Brad Downey fine reputation is due mainly to his powerful and bizarre street installations. Downey takes the power of the streets, quadruples the source and hurls it back at the authorities who provide the arena within which he works. There isn’t a road marking, street sign or rotating object (!) which is safe when Downey’s in the mood for an audacious installation.
To stage this show, Stolen Space has moved about 20 yards down the Truman Old Brewery to a venue about, and don’t get too precious about the multiple, say 4 times the size of their own permanent gallery space. Downey has installed two prominent features, both at heart are disappointingly familiar. Along two sides of the room are four screens showing looped clips of Downey’s trademark street installations.
The second major installation was the street sign sputnik cluster, an idea executed and shown previously. In this case, it was actually awkward to view that piece in a way that might do it justice as every sightline seem to be compromised by either pillars or an un-sypathetic background.
The limited number of gallery works were sparsely scattered around the periphery of the room. In one corner, juxtaposed against a small screen showing of a DVD of “actual police violence” were two sets of editioned deformed “night sticks”. A pair of seal like canoodling objects ask allegorical questions of love and romance in a world of state approved brutality whilst the single stick hanging flaccidly over the edge of its plinth drew a parallel with the big car-small dick use of macho objects as symbols of virility and power.

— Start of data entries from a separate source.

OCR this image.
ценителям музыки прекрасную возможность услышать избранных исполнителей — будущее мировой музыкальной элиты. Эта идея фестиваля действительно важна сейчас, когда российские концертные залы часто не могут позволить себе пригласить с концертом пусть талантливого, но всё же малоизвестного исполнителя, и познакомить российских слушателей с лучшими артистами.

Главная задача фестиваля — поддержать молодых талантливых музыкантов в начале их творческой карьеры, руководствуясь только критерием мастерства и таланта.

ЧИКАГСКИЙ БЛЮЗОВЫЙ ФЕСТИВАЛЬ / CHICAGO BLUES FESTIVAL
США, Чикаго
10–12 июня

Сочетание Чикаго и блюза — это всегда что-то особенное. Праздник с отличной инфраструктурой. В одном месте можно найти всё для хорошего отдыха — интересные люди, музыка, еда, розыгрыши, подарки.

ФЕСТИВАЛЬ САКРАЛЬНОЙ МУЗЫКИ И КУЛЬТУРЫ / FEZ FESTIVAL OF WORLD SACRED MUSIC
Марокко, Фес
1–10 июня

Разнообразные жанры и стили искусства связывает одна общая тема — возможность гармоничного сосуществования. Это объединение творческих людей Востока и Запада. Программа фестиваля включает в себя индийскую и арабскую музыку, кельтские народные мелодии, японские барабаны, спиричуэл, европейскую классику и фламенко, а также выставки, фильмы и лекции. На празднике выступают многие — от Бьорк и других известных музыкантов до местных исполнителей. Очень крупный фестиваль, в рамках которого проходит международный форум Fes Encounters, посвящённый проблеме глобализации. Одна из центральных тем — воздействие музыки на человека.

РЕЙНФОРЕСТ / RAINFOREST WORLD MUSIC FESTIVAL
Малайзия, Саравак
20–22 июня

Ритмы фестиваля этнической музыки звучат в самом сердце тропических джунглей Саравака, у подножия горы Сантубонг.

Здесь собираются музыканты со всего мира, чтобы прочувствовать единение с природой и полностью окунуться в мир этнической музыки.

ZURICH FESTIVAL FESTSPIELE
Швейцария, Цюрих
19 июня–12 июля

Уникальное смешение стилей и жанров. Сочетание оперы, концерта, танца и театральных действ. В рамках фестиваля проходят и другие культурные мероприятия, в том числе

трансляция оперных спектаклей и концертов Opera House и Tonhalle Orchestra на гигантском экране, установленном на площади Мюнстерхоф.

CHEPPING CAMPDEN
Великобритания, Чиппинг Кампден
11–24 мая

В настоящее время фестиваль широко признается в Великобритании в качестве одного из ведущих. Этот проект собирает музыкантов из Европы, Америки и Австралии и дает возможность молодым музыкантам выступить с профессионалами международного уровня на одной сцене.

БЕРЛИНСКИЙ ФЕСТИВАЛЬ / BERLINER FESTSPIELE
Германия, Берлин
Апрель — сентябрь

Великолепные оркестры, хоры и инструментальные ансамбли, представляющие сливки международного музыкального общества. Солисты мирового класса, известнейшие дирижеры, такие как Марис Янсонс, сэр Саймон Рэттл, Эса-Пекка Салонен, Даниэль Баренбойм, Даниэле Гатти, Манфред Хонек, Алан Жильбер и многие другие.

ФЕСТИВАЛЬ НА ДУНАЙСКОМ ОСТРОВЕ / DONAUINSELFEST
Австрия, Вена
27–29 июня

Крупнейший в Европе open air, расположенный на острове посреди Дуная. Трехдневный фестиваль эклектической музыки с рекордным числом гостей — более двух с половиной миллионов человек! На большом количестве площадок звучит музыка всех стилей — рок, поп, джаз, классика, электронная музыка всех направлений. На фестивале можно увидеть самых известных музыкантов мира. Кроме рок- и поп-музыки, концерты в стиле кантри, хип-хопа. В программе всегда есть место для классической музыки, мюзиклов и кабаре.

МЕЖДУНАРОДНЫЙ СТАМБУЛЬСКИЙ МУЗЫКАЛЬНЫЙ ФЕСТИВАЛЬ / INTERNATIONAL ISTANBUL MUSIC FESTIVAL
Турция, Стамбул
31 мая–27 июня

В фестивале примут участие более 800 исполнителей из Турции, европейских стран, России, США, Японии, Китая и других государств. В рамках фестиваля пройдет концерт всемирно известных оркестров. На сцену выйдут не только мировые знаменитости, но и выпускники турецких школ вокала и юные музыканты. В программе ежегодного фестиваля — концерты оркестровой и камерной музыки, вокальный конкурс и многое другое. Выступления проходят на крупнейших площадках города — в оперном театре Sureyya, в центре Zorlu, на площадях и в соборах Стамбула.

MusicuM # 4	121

A vinyl copy of the Rolling Stones double Album Beggars Banquet, the one with the graffiti’d loo on the cover, had “Downey Was Not Here” added over the picture in white paint. The artist has deliberately not integrated the added graffiti into the picture which actually is stating the bleeding obvious as the album was released long before he was born, but the idea plays with Downey’s own “Brad Downey Was Here” tagging campaign, which on the street captures the essence of graffiti at every level.
A 20cm circular tapestry weave feature graffiti style motifs, with the square composition curiously off-centre and partially obscured by the tapestry frame. Evidently tapestry embroidery is becoming this year’s painting on perspex which last year was that year’s found metal (see also: DScreet).
The flaw with the show is that Downey’s work is best done on the streets and best appreciated on the streets, that’s what street subversion is about. The show is a reasonable Downey primer for Vyner St and Cork St types, if any retain any curiosity about urban art. Maybe the sense that an artist has passed off a show which has required almost no stretching of his undoubted talent and shameless exploitation, indeed repetition of previous pieces will dissipate over time.
PS: no link to a flickr set of other pictures from the show, that’s yer lot. I’ve never photographed a Downey on the street other than his tag, so let me recomend that you would be far off better visiting his site to see a comprehensive history of some stunning street installations.